As quoted in my earlier post, England has generally accepted these contradictions in her constitution. In America, while “democracy” was claimed by very few of the Founders, the Bottom-Up self-interpretation became standard in the 19th Century. We too are mixed, though; despite the rhetoric, representatives do not actually function as if their constituents were their bosses – just their electors. We give lofty respect to the office, if not the person, of president. In other words, our government is more than the people in it, and therefore it has more authority than the Bottom-Up could ever supply. It is vertically enduring. If we are to have a better understanding of liberty, we need to recognize not only its variety of forms, but its several sources. If the rhetoric of one form overruns our mixed practice, our liberty will perish with it.

2 Comments

  • August 24, 2009

    Christina Crippen

    Your point about the “enduring” top-down system seems valid — it seems evident even in the fact that we do have a top-down authority to a larger degree manifested in the President of the United States, the Queen of England, and even past communist dictators over the “good of the state.”

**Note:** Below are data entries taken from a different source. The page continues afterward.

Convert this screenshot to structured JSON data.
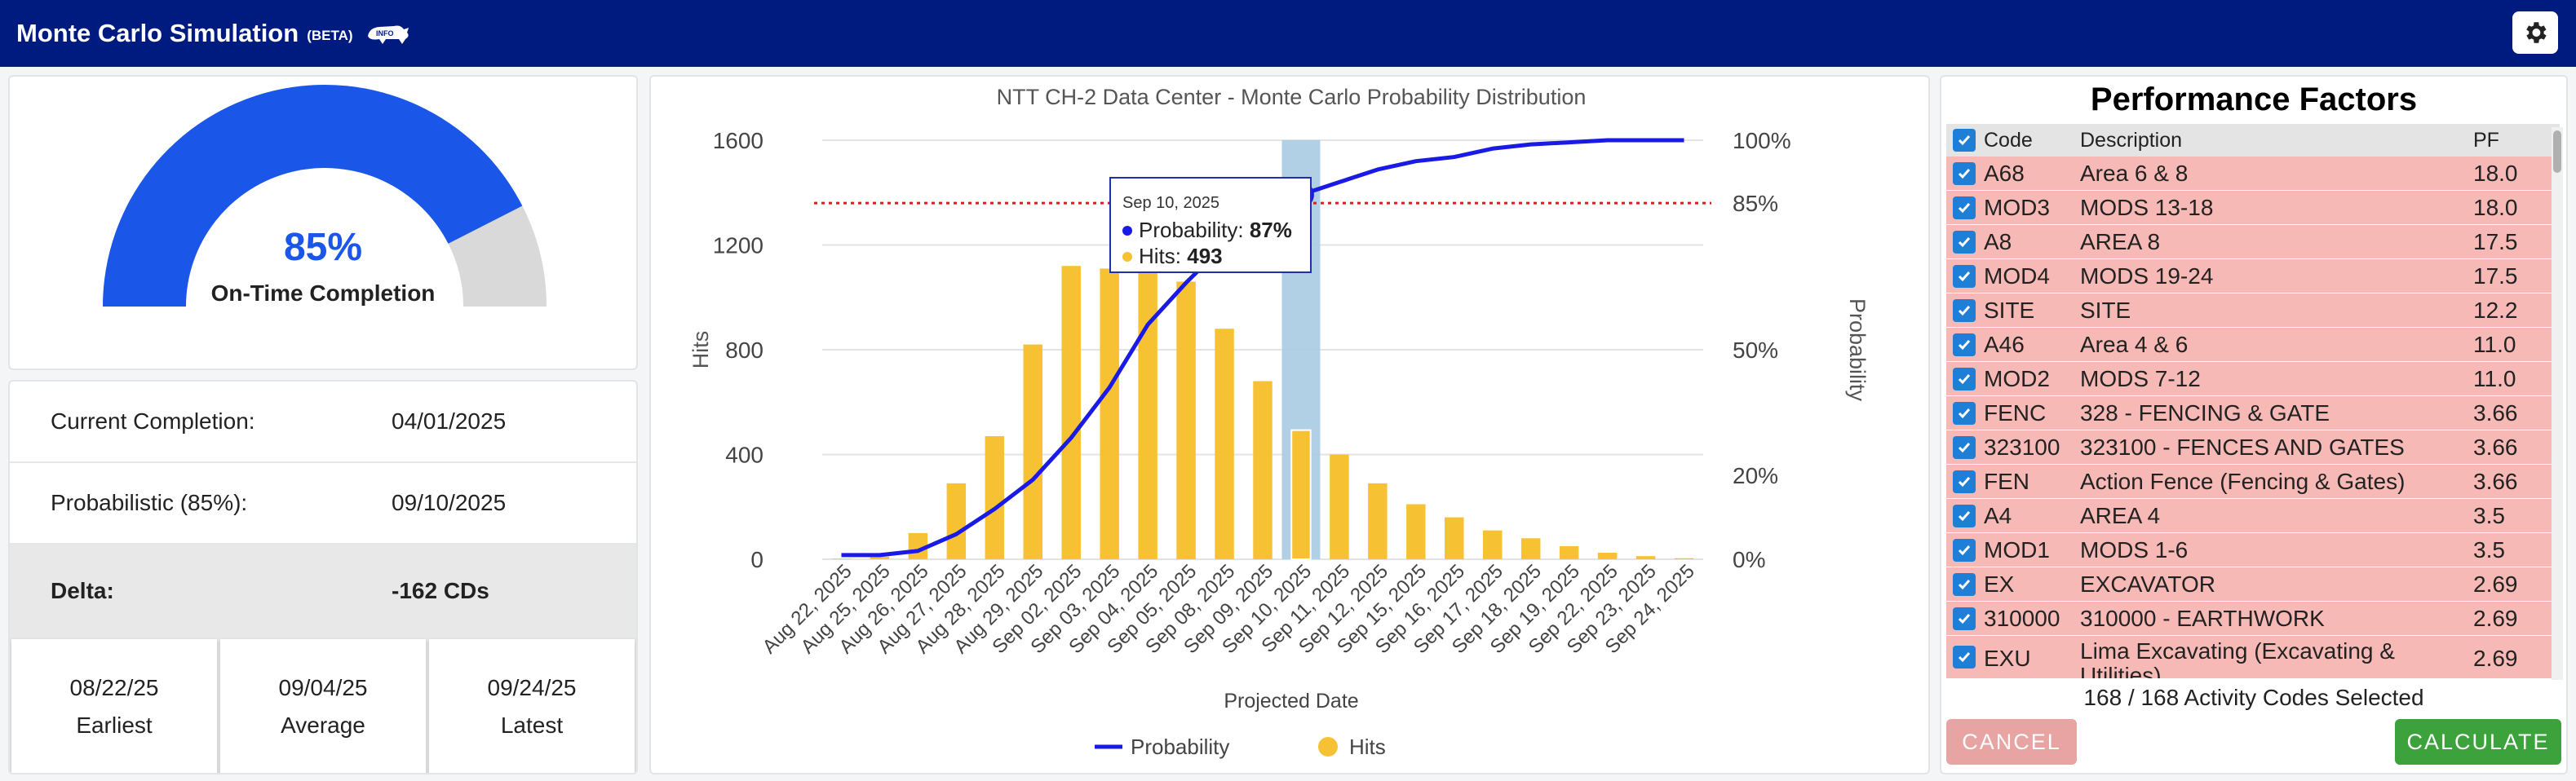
{
  "header": {
    "title": "Monte Carlo Simulation",
    "beta": "(BETA)",
    "info_icon": "info-rhino-icon",
    "settings_icon": "gear-icon"
  },
  "gauge": {
    "value_text": "85%",
    "value": 0.85,
    "label": "On-Time Completion",
    "fill_color": "#1a56e8",
    "track_color": "#d9d9d9"
  },
  "stats": {
    "current_label": "Current Completion:",
    "current_value": "04/01/2025",
    "prob_label": "Probabilistic (85%):",
    "prob_value": "09/10/2025",
    "delta_label": "Delta:",
    "delta_value": "-162 CDs",
    "earliest": {
      "date": "08/22/25",
      "label": "Earliest"
    },
    "average": {
      "date": "09/04/25",
      "label": "Average"
    },
    "latest": {
      "date": "09/24/25",
      "label": "Latest"
    }
  },
  "chart_data": {
    "type": "bar",
    "title": "NTT CH-2 Data Center - Monte Carlo Probability Distribution",
    "xlabel": "Projected Date",
    "ylabel": "Hits",
    "y2label": "Probability",
    "ylim": [
      0,
      1600
    ],
    "yticks": [
      "0",
      "400",
      "800",
      "1200",
      "1600"
    ],
    "y2lim": [
      0,
      100
    ],
    "y2ticks": [
      {
        "v": 0,
        "label": "0%"
      },
      {
        "v": 20,
        "label": "20%"
      },
      {
        "v": 50,
        "label": "50%"
      },
      {
        "v": 85,
        "label": "85%"
      },
      {
        "v": 100,
        "label": "100%"
      }
    ],
    "categories": [
      "Aug 22, 2025",
      "Aug 25, 2025",
      "Aug 26, 2025",
      "Aug 27, 2025",
      "Aug 28, 2025",
      "Aug 29, 2025",
      "Sep 02, 2025",
      "Sep 03, 2025",
      "Sep 04, 2025",
      "Sep 05, 2025",
      "Sep 08, 2025",
      "Sep 09, 2025",
      "Sep 10, 2025",
      "Sep 11, 2025",
      "Sep 12, 2025",
      "Sep 15, 2025",
      "Sep 16, 2025",
      "Sep 17, 2025",
      "Sep 18, 2025",
      "Sep 19, 2025",
      "Sep 22, 2025",
      "Sep 23, 2025",
      "Sep 24, 2025"
    ],
    "series": [
      {
        "name": "Hits",
        "type": "bar",
        "color": "#f6c234",
        "values": [
          2,
          10,
          100,
          290,
          470,
          820,
          1120,
          1110,
          1120,
          1060,
          880,
          680,
          493,
          400,
          290,
          210,
          160,
          110,
          80,
          50,
          25,
          12,
          4
        ]
      },
      {
        "name": "Probability",
        "type": "line",
        "color": "#1a1ae6",
        "values": [
          1,
          1,
          2,
          6,
          12,
          19,
          29,
          41,
          56,
          66,
          75,
          81,
          87,
          90,
          93,
          95,
          96,
          98,
          99,
          99.5,
          100,
          100,
          100
        ]
      }
    ],
    "threshold": {
      "value": 85,
      "color": "#d62020"
    },
    "highlight_index": 12,
    "tooltip": {
      "date": "Sep 10, 2025",
      "prob_label": "Probability:",
      "prob_value": "87%",
      "hits_label": "Hits:",
      "hits_value": "493"
    },
    "legend": {
      "position": "bottom"
    }
  },
  "perf": {
    "title": "Performance Factors",
    "headers": {
      "code": "Code",
      "desc": "Description",
      "pf": "PF"
    },
    "rows": [
      {
        "code": "A68",
        "desc": "Area 6 & 8",
        "pf": "18.0"
      },
      {
        "code": "MOD3",
        "desc": "MODS 13-18",
        "pf": "18.0"
      },
      {
        "code": "A8",
        "desc": "AREA 8",
        "pf": "17.5"
      },
      {
        "code": "MOD4",
        "desc": "MODS 19-24",
        "pf": "17.5"
      },
      {
        "code": "SITE",
        "desc": "SITE",
        "pf": "12.2"
      },
      {
        "code": "A46",
        "desc": "Area 4 & 6",
        "pf": "11.0"
      },
      {
        "code": "MOD2",
        "desc": "MODS 7-12",
        "pf": "11.0"
      },
      {
        "code": "FENC",
        "desc": "328 - FENCING & GATE",
        "pf": "3.66"
      },
      {
        "code": "323100",
        "desc": "323100 - FENCES AND GATES",
        "pf": "3.66"
      },
      {
        "code": "FEN",
        "desc": "Action Fence (Fencing & Gates)",
        "pf": "3.66"
      },
      {
        "code": "A4",
        "desc": "AREA 4",
        "pf": "3.5"
      },
      {
        "code": "MOD1",
        "desc": "MODS 1-6",
        "pf": "3.5"
      },
      {
        "code": "EX",
        "desc": "EXCAVATOR",
        "pf": "2.69"
      },
      {
        "code": "310000",
        "desc": "310000 - EARTHWORK",
        "pf": "2.69"
      },
      {
        "code": "EXU",
        "desc": "Lima Excavating (Excavating & Utilities)",
        "pf": "2.69"
      }
    ],
    "summary": "168 / 168 Activity Codes Selected",
    "cancel_label": "CANCEL",
    "calculate_label": "CALCULATE"
  }
}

    My thought is that this enduring notion of a top-down system is a practice that goes way back the ancients and their belief in one or several ruling gods that had influence if not ultimate authority over their lives. Anarchy, as you implied, means a loss of liberty, and perhaps either consciously or unconsciously, people have desired to initiate this type of relationship. In the case of the Israelites and subsequently the Christians, this relationship was ordered and initiated by God Himself, and was the ultimate and unchanging pinnacle of Israel’s existence. The great “I AM” existed in ultimate power, and has remained a king over all the nations even now through the manifestation of Jesus Christ as the conquering servant King.

    The servant part, I believe, is a portion of the key to understanding the interplay you mentioned between both forms (top and bottom-down) between both ultimate and influencing authority. God calls His children to welcome His kingdom into this world by first being subsidiaries to Himself, and then by changing the world as servants of God AND man. We are subject ultimately to this enduring rule, but have influence and freedom through this authority to affect the world for the good of man and the glory of God.

  • August 25, 2009

    Bryan Wandel

    The exact relation of God to government has been hotly debated by Christians; ideologues of both forms have claimed that the divine institution of government validates the authority they claim. The divine right of kings mantra is easily apparent, but many early democrats claimed government was “Vox Populi Vox Dei” – the voice of the people is the voice of God. So despite various Christian political theories, like St. Thomas’s, of authority being closely connected to duty, the actual political legacy of Christianity is sometimes ambiguous, because it has been used in a variety of ways.
    One thing I am saying is that top-down and bottom-up are both naturally occurring, and human. Our genius, or blessing, has been a system that does not allow one to dominate. I like the idea of a servant-leader, but that is ultimately subject to the moral suasion of whomever is in authority. But there will be good kings and bad kings. The mixed system, though there is no single, coherent system of thought to underlie it (because it takes in the multiple kinds of authority that are naturally occurring), survives simply because it is effective and we don’t really ask questions of political authority anymore. This is a weird salvation we have received, but this inattention to an important question in modern America has made us less susceptible to ideologues who take a single line of argument on a high speed train right over the contradictory sources of authority that rule in practicality.